Connection termination - If a connection is terminated in an abnormal way, or if you try to use a connection that you have already terminated in a normal way by calling disconnect/1, the return value will be{error, connection_closed}. A connection could end abnormally because of an programming error in the Erlang ODBC application, but also if the ODBC driver crashes.

So it could be caused by ODBC driver crash. Maybe updating your ODBC driver will help? https://www.microsoft.com/download/details.aspx?id=56567

From here Erlang -- odbc

If trace mode is turned on this tells the ODBC driver to write a trace log to the file SQL.LOG that is placed in the current directory of the erlang emulator. This information may be useful if you suspect there might be a bug in the erlang ODBC application, and it might be relevant for you to send this file to our support. Otherwise you will probably not have much use of this.

Maybe you should turn on that log and check it if that reveals more information from your problem.

Also if you are running Windows 10 in dev machine and same problem exists, you could test with Linux using Windows Subsystem for Linux (WSL), if same problem exists? This should help Install WSL | Microsoft Learn
Then just go to cmd and write bash enter and you get Linux (Ubuntu shell). Then install Elixir to that Linux side and test. This blog might help as well https://medium.com/@colinrubbert/installing-elixir-phoenix-in-windows-10-w-bash-postgresql-ead9c1ce595c
Or you could just install Linux into virtual machine like VirtualBox and test it there. At least then you know if problem you are experiencing is Windows related or not.

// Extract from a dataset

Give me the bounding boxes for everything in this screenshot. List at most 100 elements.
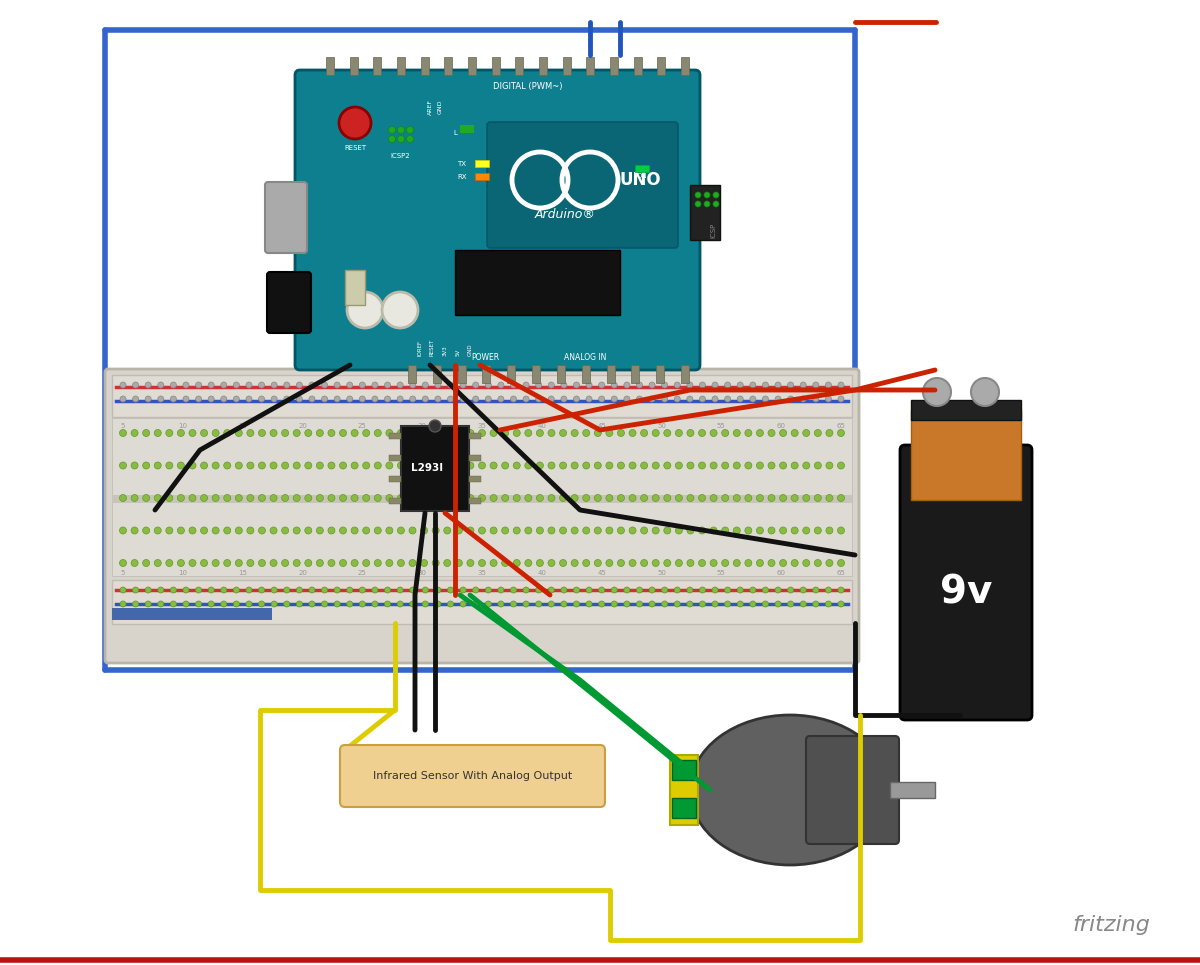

wanton7 · March 4, 2019, 3:20pm

After more research I’ve seen some texts recommending to use ODBC driver SQL Server Native Client 11.0 when using Ecto. Like here https://github.com/findmypast-oss/mssql_ecto but from what I’ve read it’s deprecated (end of mainstream support) https://blogs.msdn.microsoft.com/sqlreleaseservices/snac-lifecycle-explained/. So if you are using that old driver maybe you shouldn’t and use latest ODBC Driver 17 for SQL Server instead

pcharbon · March 4, 2019, 3:50pm

I have actually tried with both the ODBC Driver 17 For SQL Server as well as ODBC 13.1 for SQL Server locally, but not on server.
It did not seem to have any effect unfortunately. I will try your suggestion and turn on Erlang ODBC logs and see if there is some information in there.

I saw that db_connection itself allows to pass a different timeout to the connection pool itself but did not see where it could be passed down from MSSQLEX.

It seems someone has started a branch to update the db_connection version to 2.0 in MSSQLEX and hopefully that can eventually help with this issue.

Thanks for the help.

Much appreciated

wanton7 · June 13, 2019, 9:31pm

Not sure if you still fighting with this one.

I found out there is a TDS driver https://github.com/livehelpnow/tds that you can use instead ODBC driver to connect to SQL Server 2008+. It supports TDS versions 7.3 and 7.4, that’s why it can only connect SQL Server 2008 and up. It seems to supports Ecto 3.1.0+.

Medium article related to it https://medium.com/asolvi/update-azure-sql-with-elixir-c77da7cc4197

pcharbon · June 13, 2019, 11:30pm

Never found a solution so will have a look at that. Thanks for letting me know about it.